When you wish to exit your session use exit, or Ctrl-D. You can check that your session is completed using squeue -j with the job ID as normal.

Interactive Sessions: Watch your Budget!

Importantly, note that whilst the terminal is active your allocation is consuming budget, just as with a normal job, so be very aware to not leave an interactive session idle!

Combined Power (with a Note of Caution)

For many job types it may also make sense to combine them together. As we’ve seen we’re able to run MPI jobs on a compute node over an interactive session, and one very powerful approach to parallelism involves using both multi-threaded (OpenMP) and multi-process (MPI) at the same time (known as hybrid OpenMP/MPI). and it’s very possible to also configure jobs to make use of job arrays with these approaches too.

As you may imagine, using multiple approaches offers tremendous flexibility and power to vastly scale what you are able to accomplish, although it’s worth remembering that these also have the tradeoff of consuming more resources, and thus more budget, at a commensurate rate. When running applications (or developing applications to run) on HPC resources it’s therefore strongly recommended to first start with small, simple jobs until you have high confidence their behaviour is correct.

Key Points

  • The login node is shared with all other users so be careful not to run complex programs on them.

  • OpenMP allows programmers to specify sections of code to execute in parallel threads on a single CPU, using compiler directives.

  • MPI programs make use of message-passing between multiple processes to coordinate communication.

  • OpenMP uses a shared memory model, whilst MPI uses a distributed memory model.

  • An array job is a self-contained set of multiple jobs - known as tasks - managed as a single job.

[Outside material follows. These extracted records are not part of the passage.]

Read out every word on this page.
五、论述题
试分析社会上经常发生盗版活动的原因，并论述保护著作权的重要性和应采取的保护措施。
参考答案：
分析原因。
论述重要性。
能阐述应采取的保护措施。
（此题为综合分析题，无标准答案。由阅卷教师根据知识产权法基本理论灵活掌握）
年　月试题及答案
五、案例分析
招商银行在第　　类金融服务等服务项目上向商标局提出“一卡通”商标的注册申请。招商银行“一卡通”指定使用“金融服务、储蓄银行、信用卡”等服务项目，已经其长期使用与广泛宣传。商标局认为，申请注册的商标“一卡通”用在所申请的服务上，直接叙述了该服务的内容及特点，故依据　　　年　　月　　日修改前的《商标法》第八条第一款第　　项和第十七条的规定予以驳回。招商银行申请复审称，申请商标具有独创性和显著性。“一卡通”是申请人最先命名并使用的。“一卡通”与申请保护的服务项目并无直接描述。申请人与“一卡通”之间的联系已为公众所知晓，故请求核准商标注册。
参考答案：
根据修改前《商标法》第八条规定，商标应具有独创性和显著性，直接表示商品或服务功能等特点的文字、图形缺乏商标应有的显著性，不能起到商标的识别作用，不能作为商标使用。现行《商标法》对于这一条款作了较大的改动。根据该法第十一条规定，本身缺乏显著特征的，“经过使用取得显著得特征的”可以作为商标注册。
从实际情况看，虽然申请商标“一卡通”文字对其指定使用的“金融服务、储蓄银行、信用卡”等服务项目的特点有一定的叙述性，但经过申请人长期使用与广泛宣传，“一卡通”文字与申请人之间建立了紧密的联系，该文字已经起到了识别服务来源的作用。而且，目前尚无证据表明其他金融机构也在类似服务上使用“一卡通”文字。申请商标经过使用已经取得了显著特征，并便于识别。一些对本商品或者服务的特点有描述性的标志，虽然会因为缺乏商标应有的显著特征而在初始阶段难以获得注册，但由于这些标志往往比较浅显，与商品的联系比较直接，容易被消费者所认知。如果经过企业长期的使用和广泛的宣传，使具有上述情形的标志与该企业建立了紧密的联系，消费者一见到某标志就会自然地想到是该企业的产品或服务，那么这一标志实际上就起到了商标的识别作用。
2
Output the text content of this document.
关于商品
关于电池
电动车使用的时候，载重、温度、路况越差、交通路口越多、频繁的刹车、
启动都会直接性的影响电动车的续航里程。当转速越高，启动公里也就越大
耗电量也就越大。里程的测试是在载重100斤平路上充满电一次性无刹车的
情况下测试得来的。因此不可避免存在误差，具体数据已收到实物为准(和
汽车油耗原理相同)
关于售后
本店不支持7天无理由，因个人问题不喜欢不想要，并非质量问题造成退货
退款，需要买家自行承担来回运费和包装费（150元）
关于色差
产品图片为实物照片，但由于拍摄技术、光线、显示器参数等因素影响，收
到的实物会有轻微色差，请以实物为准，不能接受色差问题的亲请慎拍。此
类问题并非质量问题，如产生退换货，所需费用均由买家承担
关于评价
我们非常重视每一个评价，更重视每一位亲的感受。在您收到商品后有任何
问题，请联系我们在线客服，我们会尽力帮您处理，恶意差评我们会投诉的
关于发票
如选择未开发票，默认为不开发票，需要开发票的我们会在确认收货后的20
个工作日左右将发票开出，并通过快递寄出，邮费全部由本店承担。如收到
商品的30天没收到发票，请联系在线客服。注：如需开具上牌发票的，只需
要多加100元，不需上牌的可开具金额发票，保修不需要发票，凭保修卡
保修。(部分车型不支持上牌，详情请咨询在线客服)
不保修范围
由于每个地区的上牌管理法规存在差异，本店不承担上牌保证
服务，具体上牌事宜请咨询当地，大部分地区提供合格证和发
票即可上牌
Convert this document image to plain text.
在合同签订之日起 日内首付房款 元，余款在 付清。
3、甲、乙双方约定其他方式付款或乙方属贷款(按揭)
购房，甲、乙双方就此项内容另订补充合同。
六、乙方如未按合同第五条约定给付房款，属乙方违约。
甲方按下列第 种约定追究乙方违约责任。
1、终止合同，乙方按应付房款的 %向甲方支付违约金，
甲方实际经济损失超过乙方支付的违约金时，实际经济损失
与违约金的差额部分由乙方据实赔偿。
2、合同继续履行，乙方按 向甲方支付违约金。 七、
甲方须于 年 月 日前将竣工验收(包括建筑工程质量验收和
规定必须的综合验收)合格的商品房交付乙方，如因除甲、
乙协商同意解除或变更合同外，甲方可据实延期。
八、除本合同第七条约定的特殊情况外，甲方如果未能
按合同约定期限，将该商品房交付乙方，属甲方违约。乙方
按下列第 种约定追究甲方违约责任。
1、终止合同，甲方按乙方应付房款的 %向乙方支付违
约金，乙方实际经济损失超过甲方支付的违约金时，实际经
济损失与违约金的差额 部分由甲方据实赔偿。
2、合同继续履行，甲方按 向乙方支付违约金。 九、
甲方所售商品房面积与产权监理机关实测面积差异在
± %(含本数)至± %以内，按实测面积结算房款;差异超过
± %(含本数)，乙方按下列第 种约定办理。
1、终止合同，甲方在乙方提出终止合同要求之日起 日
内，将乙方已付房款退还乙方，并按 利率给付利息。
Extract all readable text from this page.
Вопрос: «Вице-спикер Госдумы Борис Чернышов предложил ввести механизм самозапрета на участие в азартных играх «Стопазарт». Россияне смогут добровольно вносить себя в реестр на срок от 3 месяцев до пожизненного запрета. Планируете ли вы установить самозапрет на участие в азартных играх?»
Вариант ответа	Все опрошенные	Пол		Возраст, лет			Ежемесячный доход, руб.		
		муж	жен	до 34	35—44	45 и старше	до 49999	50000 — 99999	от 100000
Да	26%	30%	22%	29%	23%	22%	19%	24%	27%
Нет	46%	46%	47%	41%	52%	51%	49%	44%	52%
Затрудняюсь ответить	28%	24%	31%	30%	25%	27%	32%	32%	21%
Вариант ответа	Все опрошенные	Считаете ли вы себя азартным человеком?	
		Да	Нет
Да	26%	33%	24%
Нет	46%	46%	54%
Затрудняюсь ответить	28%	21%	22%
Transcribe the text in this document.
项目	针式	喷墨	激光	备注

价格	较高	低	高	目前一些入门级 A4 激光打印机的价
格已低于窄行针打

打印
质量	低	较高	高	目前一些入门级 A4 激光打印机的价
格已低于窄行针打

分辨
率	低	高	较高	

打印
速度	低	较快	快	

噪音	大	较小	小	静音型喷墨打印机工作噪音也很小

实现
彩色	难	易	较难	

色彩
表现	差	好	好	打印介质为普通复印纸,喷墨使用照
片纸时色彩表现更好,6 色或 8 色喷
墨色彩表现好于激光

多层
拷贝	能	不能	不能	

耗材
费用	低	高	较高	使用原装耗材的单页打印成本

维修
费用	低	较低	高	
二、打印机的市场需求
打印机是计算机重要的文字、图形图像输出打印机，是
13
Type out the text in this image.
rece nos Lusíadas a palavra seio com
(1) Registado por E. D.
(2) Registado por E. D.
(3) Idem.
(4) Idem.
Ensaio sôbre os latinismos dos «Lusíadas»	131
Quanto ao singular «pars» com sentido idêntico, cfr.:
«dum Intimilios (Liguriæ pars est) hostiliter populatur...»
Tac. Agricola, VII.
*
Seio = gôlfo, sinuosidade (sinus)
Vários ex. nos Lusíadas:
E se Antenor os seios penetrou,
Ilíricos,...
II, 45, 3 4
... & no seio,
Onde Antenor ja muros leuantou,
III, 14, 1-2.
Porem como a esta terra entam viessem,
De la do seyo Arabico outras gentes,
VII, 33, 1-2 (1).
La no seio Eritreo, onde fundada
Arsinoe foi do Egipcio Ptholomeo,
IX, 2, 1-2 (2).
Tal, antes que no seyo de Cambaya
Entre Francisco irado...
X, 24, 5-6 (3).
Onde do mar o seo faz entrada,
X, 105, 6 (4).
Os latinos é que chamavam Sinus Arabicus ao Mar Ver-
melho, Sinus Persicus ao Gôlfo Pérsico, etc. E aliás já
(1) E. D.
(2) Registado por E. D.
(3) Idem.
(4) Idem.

  • Interactive jobs allow us to interact directly with a compute node, so are very useful for debugging and exploring the running of code in real-time.

  • Interactive jobs consume resources while an interactive session is active, so we must be careful to use them efficiently.

  • Run and develop applications at a small scale first, before making use of powerful scaling techniques, to avoid potentially expensive consumption of resources.